アフロヘアーで有名な元朝日新聞社にお勤めだった稲垣えみ子さんの本。
情熱大陸に出演したこともあり、写真を観たら、「あっ、知っている」って方も多いのではないでしょうか?
この本は、アフロの稲垣さんが、東日本大震災をきっかけに原発について考えるようになり、電気に頼らない生活を実践していくというお話です。
ヘアドライヤー、電子レンジ、炊飯器、掃除機など数々の電化製品とさよならしていきます。
夏も冬のエアコンに頼らない生活!!ついに、冷蔵庫や洗濯機まで手放していくのですから、びっくりです!月の電気代金は、なんと150円です。
そのような生活をしていくうちに気が付いていくことも、色々あって、その内容がとにかく面白いです。
例えば…冬にすごーく寒いときにエアコンなどを使わずに、実家から持ってきた火鉢を使って暖をとろうとします。しかし、火鉢は確かに灯が見られるのだけど、全く温かさが感じられません。
外気と全く変化がない部屋の中で、火鉢の火を見ていると心の中メラッとした炎のようなものを感じる著者。
気温としては、何も変化が感じられない中で、火鉢から、ほんの少しの温かさを一生懸命に感じようとする試みを楽しい遊びと表現しています(笑)
冬はつとめて。清少納言の「枕の草子」の冒頭の一説である。「つとめて」とは早朝のことだ。
とても寒い時に、火を急いでおこして炭を運んでいくことがたいそう冬にふさわしくて良いものだと、平安時代の歌人はしみじみと書き綴っているのである。
だが、その本当の意味を実感したことがある人間が、この現代日本に果たしてどれほどいるのであろうか?
私はだた一人、神戸のマンションの一室で時空を超えたのだ。
このエピソード、とても面白いです。稲垣さんのビビビの感性に惹かれます。
しかも、そのページのイラストがこちら
アフロの稲垣さんが、清少納言になっちゃってます。
エアコンに頼らない生活を送ることで、梅雨が明ける感覚や、暑い中にも秋の気配を感じたり、冬の寒い時期に、確実な春の訪れを空気から感じたりできるようになる姿は、もやは人間の境地を越えています。
家電を手放すことで、逆に家事がシンプルになり、メンドクサイと思っていた家事が楽しみに変わったなど、新しい発見がたくさん!
題名は「寂しい生活」ですが寂しさを感じられない姿が書かれていました。これぞ究極の断捨離です。

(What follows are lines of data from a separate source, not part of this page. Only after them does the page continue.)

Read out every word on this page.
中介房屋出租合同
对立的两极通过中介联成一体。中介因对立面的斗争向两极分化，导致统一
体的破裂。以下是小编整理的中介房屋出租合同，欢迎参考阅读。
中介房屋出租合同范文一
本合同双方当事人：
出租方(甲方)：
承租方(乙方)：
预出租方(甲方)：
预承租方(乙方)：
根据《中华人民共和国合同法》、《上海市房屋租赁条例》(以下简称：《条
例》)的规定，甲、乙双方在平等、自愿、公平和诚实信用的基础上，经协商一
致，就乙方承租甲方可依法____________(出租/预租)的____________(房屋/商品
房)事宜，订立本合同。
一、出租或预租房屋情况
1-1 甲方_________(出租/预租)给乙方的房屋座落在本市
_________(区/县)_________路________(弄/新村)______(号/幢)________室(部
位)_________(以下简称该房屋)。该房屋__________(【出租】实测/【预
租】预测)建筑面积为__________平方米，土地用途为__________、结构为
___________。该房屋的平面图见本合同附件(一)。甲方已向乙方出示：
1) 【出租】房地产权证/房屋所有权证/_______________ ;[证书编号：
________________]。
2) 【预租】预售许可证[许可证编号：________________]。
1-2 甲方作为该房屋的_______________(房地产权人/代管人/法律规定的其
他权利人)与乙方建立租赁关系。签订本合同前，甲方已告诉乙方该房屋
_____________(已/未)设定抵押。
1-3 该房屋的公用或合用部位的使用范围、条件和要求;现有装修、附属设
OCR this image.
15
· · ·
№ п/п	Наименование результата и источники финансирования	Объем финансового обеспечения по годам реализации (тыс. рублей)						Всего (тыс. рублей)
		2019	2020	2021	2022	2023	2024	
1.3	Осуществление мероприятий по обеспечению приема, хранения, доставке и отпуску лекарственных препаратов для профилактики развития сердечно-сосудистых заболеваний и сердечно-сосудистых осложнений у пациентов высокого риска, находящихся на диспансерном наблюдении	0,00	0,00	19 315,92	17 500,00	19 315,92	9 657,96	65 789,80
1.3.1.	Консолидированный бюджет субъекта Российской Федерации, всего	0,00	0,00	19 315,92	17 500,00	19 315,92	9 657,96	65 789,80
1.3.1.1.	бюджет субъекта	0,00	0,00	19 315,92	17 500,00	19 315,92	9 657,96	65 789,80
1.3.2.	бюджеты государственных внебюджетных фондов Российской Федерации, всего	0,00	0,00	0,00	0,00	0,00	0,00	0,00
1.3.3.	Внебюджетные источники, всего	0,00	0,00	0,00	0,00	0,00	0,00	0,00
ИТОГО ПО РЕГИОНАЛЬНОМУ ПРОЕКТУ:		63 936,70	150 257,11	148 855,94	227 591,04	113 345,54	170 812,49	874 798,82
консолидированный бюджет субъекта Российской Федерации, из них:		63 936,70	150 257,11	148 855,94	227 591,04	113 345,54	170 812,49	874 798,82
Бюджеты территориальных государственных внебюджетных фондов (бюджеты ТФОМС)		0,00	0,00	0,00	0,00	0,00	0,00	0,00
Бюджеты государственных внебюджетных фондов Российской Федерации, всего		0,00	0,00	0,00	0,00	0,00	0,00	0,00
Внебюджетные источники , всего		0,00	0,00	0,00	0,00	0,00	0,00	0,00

あえて題名を付けるとしたら「何もないけど色々ある生活」だと思いました。
稲垣さんのような生活はとても出来ないけど、この生活に惹かれる自分も確実にいます。
人々は便利さを求めて、色々な商品を開発して販売、購入してきましたが、はたして本当に豊かでゆとりある生活ができているのだろうか?との問いかけを与えてくれる一冊でした。